Top Story — The Brazilian central bank issued a dismal economic forecast on Wednesday, predicting a contraction of the gross domestic product by 1.1 percent in 2015 and a nine percent inflation rate — the highest in more than a decade for the South American country. The forecast, if it comes to pass, would result in Brazil’s most significant recession in 25 years, at a time when the ruling Workers’ Party is in turmoil over its alleged involvement in a multi-billion dollar kickback scheme at partially state-owned oil giant Petrobras.
Central bank President Alexandre Tombini’s Wednesday announcement that the inflation rate would remain raised was in opposition to the bank’s prediction three months earlier that inflation would diminish to 7.9 percent by the end of the year. Tombini still maintains that the inflation rate will taper off to the targeted 4.5 percent in 2016.
The quarterly report published on Wednesday comes at a difficult time for President Dilma Rousseff, whose approval ratings currently stand at a record-low of 10 percent. Dozens of members of her Workers’ Party have been charged over their alleged role in the influence-peddling corruption scheme at Petrobras, which Rousseff chaired between 2003 and 2010. Even former President Luiz Inácio Lula da Silva distanced himself from Rousseff, his successor, when he criticized the current state of the Worker’s Party during a speech.
On Monday, the Brazilian president arrives in New York as part of a three-day visit to the United States to lure investment to her country.
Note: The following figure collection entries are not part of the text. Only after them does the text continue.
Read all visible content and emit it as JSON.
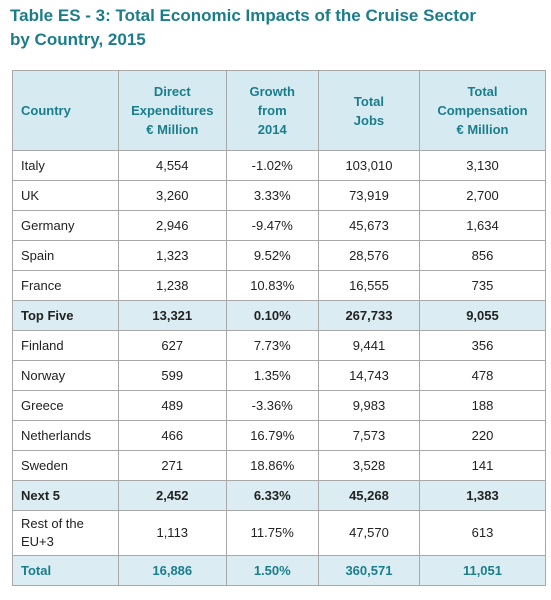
{
  "header": {
    "title": [
      "Table ES - 3: Total Economic Impacts of the Cruise Sector",
      "by Country, 2015"
    ]
  },
  "table": {
    "columns": [
      [
        "Country"
      ],
      [
        "Direct",
        "Expenditures",
        "€ Million"
      ],
      [
        "Growth",
        "from",
        "2014"
      ],
      [
        "Total",
        "Jobs"
      ],
      [
        "Total",
        "Compensation",
        "€ Million"
      ]
    ],
    "rows": [
      {
        "cells": [
          "Italy",
          "4,554",
          "-1.02%",
          "103,010",
          "3,130"
        ]
      },
      {
        "cells": [
          "UK",
          "3,260",
          "3.33%",
          "73,919",
          "2,700"
        ]
      },
      {
        "cells": [
          "Germany",
          "2,946",
          "-9.47%",
          "45,673",
          "1,634"
        ]
      },
      {
        "cells": [
          "Spain",
          "1,323",
          "9.52%",
          "28,576",
          "856"
        ]
      },
      {
        "cells": [
          "France",
          "1,238",
          "10.83%",
          "16,555",
          "735"
        ]
      },
      {
        "cells": [
          "Top Five",
          "13,321",
          "0.10%",
          "267,733",
          "9,055"
        ],
        "bold": true
      },
      {
        "cells": [
          "Finland",
          "627",
          "7.73%",
          "9,441",
          "356"
        ]
      },
      {
        "cells": [
          "Norway",
          "599",
          "1.35%",
          "14,743",
          "478"
        ]
      },
      {
        "cells": [
          "Greece",
          "489",
          "-3.36%",
          "9,983",
          "188"
        ]
      },
      {
        "cells": [
          "Netherlands",
          "466",
          "16.79%",
          "7,573",
          "220"
        ]
      },
      {
        "cells": [
          "Sweden",
          "271",
          "18.86%",
          "3,528",
          "141"
        ]
      },
      {
        "cells": [
          "Next 5",
          "2,452",
          "6.33%",
          "45,268",
          "1,383"
        ],
        "bold": true
      },
      {
        "cells": [
          [
            "Rest of the",
            "EU+3"
          ],
          "1,113",
          "11.75%",
          "47,570",
          "613"
        ]
      },
      {
        "cells": [
          "Total",
          "16,886",
          "1.50%",
          "360,571",
          "11,051"
        ],
        "bold": true,
        "total": true
      }
    ]
  }
}
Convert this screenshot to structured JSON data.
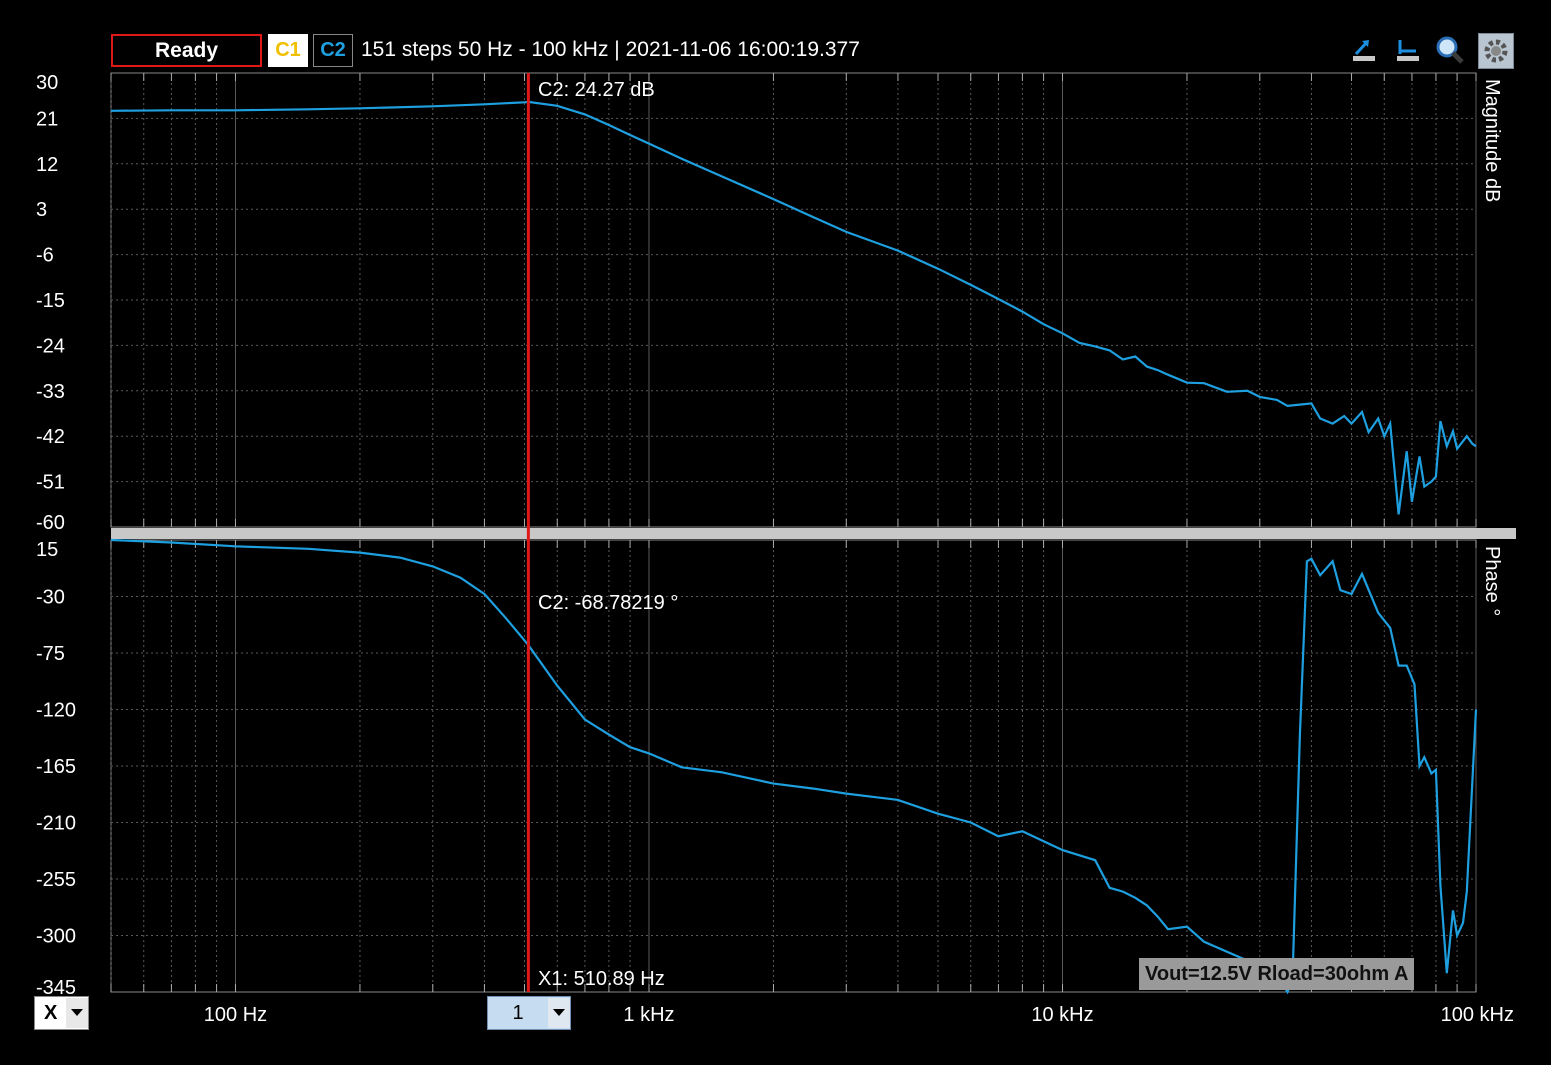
{
  "header": {
    "status": "Ready",
    "channel1": "C1",
    "channel2": "C2",
    "info": "151 steps  50 Hz - 100 kHz | 2021-11-06 16:00:19.377"
  },
  "toolbar": {
    "icons": [
      "cursor-to-max-icon",
      "cursor-to-min-icon",
      "zoom-icon",
      "settings-gear-icon"
    ]
  },
  "colors": {
    "trace": "#1ea0e0",
    "cursor": "#e01818",
    "c1": "#f0c000",
    "c2": "#1ea0e0",
    "grid": "#5a5a5a"
  },
  "controls": {
    "x_selector": "X",
    "cursor_index": "1"
  },
  "annotation": "Vout=12.5V Rload=30ohm A",
  "chart_data": [
    {
      "type": "line",
      "ylabel": "Magnitude  dB",
      "xscale": "log",
      "xlim": [
        50,
        100000
      ],
      "ylim": [
        -60,
        30
      ],
      "yticks": [
        30,
        21,
        12,
        3,
        -6,
        -15,
        -24,
        -33,
        -42,
        -51,
        -60
      ],
      "xticks": [
        {
          "v": 100,
          "label": "100 Hz"
        },
        {
          "v": 1000,
          "label": "1 kHz"
        },
        {
          "v": 10000,
          "label": "10 kHz"
        },
        {
          "v": 100000,
          "label": "100 kHz"
        }
      ],
      "cursor_label": "C2: 24.27 dB",
      "series": [
        {
          "x": [
            50,
            70,
            100,
            150,
            200,
            300,
            400,
            500,
            510.89,
            600,
            700,
            800,
            900,
            1000,
            1200,
            1500,
            2000,
            2500,
            3000,
            4000,
            5000,
            6000,
            7000,
            8000,
            9000,
            10000,
            11000,
            12000,
            13000,
            14000,
            15000,
            16000,
            17000,
            18000,
            20000,
            22000,
            25000,
            28000,
            30000,
            33000,
            35000,
            37000,
            40000,
            42000,
            45000,
            48000,
            50000,
            53000,
            55000,
            58000,
            60000,
            62000,
            65000,
            68000,
            70000,
            73000,
            75000,
            78000,
            80000,
            82000,
            85000,
            88000,
            90000,
            93000,
            95000,
            98000,
            100000
          ],
          "values": [
            22.5,
            22.6,
            22.6,
            22.8,
            23.0,
            23.4,
            23.8,
            24.2,
            24.27,
            23.5,
            21.8,
            19.7,
            17.7,
            16.0,
            13.0,
            9.5,
            5.0,
            1.4,
            -1.5,
            -5.2,
            -8.8,
            -12.0,
            -14.8,
            -17.3,
            -19.8,
            -21.6,
            -23.5,
            -24.2,
            -25.0,
            -26.8,
            -26.2,
            -28.2,
            -28.9,
            -29.8,
            -31.4,
            -31.5,
            -33.2,
            -33.0,
            -34.2,
            -34.8,
            -36.0,
            -35.8,
            -35.5,
            -38.5,
            -39.5,
            -38.0,
            -39.5,
            -37.2,
            -41.2,
            -38.5,
            -42.0,
            -39.5,
            -57.5,
            -45.0,
            -55.0,
            -46.0,
            -52.0,
            -51.0,
            -50.0,
            -39.0,
            -44.0,
            -41.0,
            -44.5,
            -43.0,
            -42.0,
            -43.5,
            -44.0
          ]
        }
      ]
    },
    {
      "type": "line",
      "ylabel": "Phase  °",
      "xscale": "log",
      "xlim": [
        50,
        100000
      ],
      "ylim": [
        -345,
        15
      ],
      "yticks": [
        15,
        -30,
        -75,
        -120,
        -165,
        -210,
        -255,
        -300,
        -345
      ],
      "xticks": [
        {
          "v": 100,
          "label": "100 Hz"
        },
        {
          "v": 1000,
          "label": "1 kHz"
        },
        {
          "v": 10000,
          "label": "10 kHz"
        },
        {
          "v": 100000,
          "label": "100 kHz"
        }
      ],
      "cursor_label": "C2: -68.78219 °",
      "cursor_x_label": "X1: 510.89 Hz",
      "cursor_x": 510.89,
      "series": [
        {
          "x": [
            50,
            70,
            100,
            150,
            200,
            250,
            300,
            350,
            400,
            450,
            500,
            510.89,
            600,
            700,
            800,
            900,
            1000,
            1200,
            1500,
            2000,
            2500,
            3000,
            4000,
            5000,
            6000,
            7000,
            8000,
            9000,
            10000,
            12000,
            13000,
            14000,
            15000,
            16000,
            17000,
            18000,
            20000,
            22000,
            25000,
            28000,
            30000,
            33000,
            35000,
            36000,
            37500,
            39000,
            40000,
            42000,
            45000,
            47000,
            50000,
            53000,
            58000,
            62000,
            65000,
            68000,
            71000,
            73000,
            75000,
            78000,
            80000,
            82000,
            85000,
            88000,
            90000,
            93000,
            95000,
            100000
          ],
          "values": [
            15,
            13,
            10,
            8,
            5,
            1,
            -6,
            -15,
            -28,
            -47,
            -65,
            -68.78,
            -101,
            -128,
            -140,
            -150,
            -155,
            -166,
            -170,
            -179,
            -183,
            -187,
            -192,
            -203,
            -210,
            -221,
            -217,
            -225,
            -232,
            -240,
            -262,
            -265,
            -270,
            -276,
            -285,
            -295,
            -293,
            -305,
            -313,
            -320,
            -328,
            -332,
            -345,
            -335,
            -140,
            -2,
            0,
            -13,
            -2,
            -25,
            -28,
            -12,
            -43,
            -55,
            -85,
            -85,
            -100,
            -165,
            -158,
            -171,
            -168,
            -260,
            -330,
            -280,
            -300,
            -290,
            -265,
            -120
          ]
        }
      ]
    }
  ]
}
According to Reuters, however, it will be difficult for Rousseff to “convince Wall Street” that her weakened government is capable of pulling Brazil out of its stagnation and return to its former economic success.
Headlines from the Western Hemisphere
- The U.S. Embassy in Mexico reported the hijacking of a truck that was carrying a shipment of border crossing cards in northern Mexico.
- Mexico has more investment projects under negotiation with Cuba than any other Latin American country, according to a Reuters interview with ProMexico, a Mexican government agency promoting foreign trade.
- The Caribbean is experiencing its worst drought in five years according to an AP report, forcing countries in the region to adopt drastic water-conservation measures.
- According to a Huffington Post report, 60,000 of the approximately 200,000 people made stateless by recent changes to citizenship rights in the Dominican Republic are children or teenagers, most of whom will be unable to enroll in school next semester due to lack of documentation.
- Panama’s former dictator Manuel Noriega asked for forgiveness for military actions during his presidency that lead to the 1989 U.S. invasion of Panama, in an interview with television network Telemetro.
- A Human Rights Watch report released Wednesday claims that top Colombian generals and colonels were aware of and may have furthered the widespread extrajudicial killings of civilians between 2002 and 2008, known as the “false positives” scandal.
- Venezuelan authorities freed two student activists on Wednesday who had been in prison since last year’s anti-government demonstrations.
- Police in Brazil said Wednesday that they intercepted a note from Marcelo Odebrecht, the CEO of Brazil’s biggest construction company, asking his lawyer to destroy his email correspondence after he was arrested Friday on corruption charges.
- Brazilian indigenous leader Ademir Kaba Manduruku accused his country’s government of violating both international law and its own constitution by moving forward with the construction of the controversial Belo Monte dam, when he spoke at the 29th United Nations Human Rights Council in Geneva.